No próximo dia 25 de setembro, pesquisadores da Fundação MS e da Embrapa Agropecuária Oeste vão apresentar o resultado do monitoramento da lagarta Helicoverpa armigera no Estado. O workshop “Mapa da Helicoverpa”, será realizado no Sindicato Rural de Dourados, a partir das 9h.

A praga, que assustou agricultores sul-mato-grossenses por conta de seu alto poder destrutivo em culturas como soja, milho e algodão, foi alvo de estudos realizados durante a safrinha e a entressafra, por pesquisadores das duas entidades.

Durante o workshop haverá também uma mesa de debates com instituições como Aprosoja/MS (Associação dos Produtores de Soja de MS), Iagro (Agência Estadual de Defesa Sanitária Animal e Vegetal), Fundação Chapadão e Seprotur (Secretaria de Estado de Desenvolvimento Agrário e Produção), que coordenou o Grupo de Trabalho denominado “Helicoverpa armigera em Mato Grosso do Sul” que, em conjunto com as demais instituições, monitorou a praga, com o objetivo de evitar prejuízos na produção agrícola.

Técnica - Para que o monitoramento fosse realizado, foram criadas mais de 80 armadilhas em cerca de 30 municípios produtores de grãos no Estado, com o intuito de capturar as lagartas. “Os insetos recolhidos foram encaminhados para laboratórios credenciados, onde foi feita a identificação, para sabermos se eram Helicoverpa armigera ou não”, explica o pesquisador e diretor executivo da Fundação MS, Renato Roscoe.
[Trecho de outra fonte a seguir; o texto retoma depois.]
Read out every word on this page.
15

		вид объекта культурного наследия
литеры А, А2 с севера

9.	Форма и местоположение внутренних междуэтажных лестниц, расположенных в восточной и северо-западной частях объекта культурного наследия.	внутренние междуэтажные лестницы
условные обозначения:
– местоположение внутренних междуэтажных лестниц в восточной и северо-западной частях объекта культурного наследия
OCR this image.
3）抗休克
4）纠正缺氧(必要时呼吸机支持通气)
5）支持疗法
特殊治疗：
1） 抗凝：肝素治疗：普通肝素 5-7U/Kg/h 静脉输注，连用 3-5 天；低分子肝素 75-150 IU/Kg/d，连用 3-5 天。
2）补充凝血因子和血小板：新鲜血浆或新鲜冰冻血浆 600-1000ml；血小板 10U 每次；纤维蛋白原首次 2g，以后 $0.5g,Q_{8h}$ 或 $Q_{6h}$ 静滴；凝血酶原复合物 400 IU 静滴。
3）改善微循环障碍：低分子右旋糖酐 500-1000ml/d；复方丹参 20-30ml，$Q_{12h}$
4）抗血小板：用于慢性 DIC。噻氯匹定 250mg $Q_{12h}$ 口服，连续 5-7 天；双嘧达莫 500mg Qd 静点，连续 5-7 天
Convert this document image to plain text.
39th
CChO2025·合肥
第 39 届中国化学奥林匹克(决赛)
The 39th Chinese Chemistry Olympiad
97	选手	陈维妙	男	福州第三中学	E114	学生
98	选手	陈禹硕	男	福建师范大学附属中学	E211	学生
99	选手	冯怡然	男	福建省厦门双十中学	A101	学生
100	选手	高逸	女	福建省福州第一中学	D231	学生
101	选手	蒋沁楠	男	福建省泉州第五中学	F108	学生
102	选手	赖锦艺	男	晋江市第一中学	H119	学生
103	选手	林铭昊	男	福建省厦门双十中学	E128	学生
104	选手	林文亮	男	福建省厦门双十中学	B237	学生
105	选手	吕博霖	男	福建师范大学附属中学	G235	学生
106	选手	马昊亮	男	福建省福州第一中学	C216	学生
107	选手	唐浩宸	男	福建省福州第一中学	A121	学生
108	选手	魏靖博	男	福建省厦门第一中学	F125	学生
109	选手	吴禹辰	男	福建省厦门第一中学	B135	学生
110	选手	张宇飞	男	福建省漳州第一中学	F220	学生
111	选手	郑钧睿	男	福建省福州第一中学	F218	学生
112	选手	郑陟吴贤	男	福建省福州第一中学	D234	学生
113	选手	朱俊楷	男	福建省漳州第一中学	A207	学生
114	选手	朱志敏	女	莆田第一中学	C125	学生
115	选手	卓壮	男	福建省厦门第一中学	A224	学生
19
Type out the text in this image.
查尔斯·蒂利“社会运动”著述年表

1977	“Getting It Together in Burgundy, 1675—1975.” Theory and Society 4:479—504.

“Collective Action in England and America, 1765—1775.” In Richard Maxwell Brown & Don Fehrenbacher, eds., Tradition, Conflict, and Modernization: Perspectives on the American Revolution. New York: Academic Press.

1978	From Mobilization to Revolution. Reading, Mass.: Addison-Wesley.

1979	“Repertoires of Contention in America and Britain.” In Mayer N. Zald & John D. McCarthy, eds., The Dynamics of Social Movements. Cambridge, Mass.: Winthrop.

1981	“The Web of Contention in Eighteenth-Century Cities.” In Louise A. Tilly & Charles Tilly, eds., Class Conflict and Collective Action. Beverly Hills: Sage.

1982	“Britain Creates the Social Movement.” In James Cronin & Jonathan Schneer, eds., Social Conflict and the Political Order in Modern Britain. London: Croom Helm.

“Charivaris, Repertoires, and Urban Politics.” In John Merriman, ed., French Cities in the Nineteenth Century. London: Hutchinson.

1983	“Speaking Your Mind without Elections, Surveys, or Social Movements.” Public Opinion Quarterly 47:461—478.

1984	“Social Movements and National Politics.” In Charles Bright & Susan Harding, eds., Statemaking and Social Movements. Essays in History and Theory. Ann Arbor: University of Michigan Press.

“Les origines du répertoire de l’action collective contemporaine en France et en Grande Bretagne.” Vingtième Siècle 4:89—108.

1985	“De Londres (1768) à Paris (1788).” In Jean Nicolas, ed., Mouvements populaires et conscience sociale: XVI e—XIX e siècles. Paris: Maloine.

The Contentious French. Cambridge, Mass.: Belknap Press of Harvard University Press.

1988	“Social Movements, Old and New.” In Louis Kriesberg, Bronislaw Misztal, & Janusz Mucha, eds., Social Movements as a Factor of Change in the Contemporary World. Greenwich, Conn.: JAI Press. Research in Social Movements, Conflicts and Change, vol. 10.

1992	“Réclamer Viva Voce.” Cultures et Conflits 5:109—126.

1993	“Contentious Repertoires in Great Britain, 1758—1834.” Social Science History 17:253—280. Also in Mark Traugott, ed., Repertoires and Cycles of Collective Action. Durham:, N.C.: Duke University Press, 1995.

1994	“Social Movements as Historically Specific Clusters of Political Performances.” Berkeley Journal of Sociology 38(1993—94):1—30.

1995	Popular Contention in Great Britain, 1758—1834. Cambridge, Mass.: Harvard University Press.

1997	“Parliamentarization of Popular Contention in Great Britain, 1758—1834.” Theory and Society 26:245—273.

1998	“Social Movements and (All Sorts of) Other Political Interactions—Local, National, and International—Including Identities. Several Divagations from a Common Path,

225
A identificação da praga é um dos fatores fundamentais para o seu controle.

A partir das coletas e dos estudos realizados, foram desenvolvidos em laboratórios da Embrapa os chamados “inimigos naturais” da Helicoverpa, e que serão utilizados para novos experimentos em lavouras. “Vamos apresentar um amplo diagnóstico do que foi verificado nas lavouras e discutir ações que devem ser tomadas pelos produtores na safra 2014/2015”, complementa Roscoe.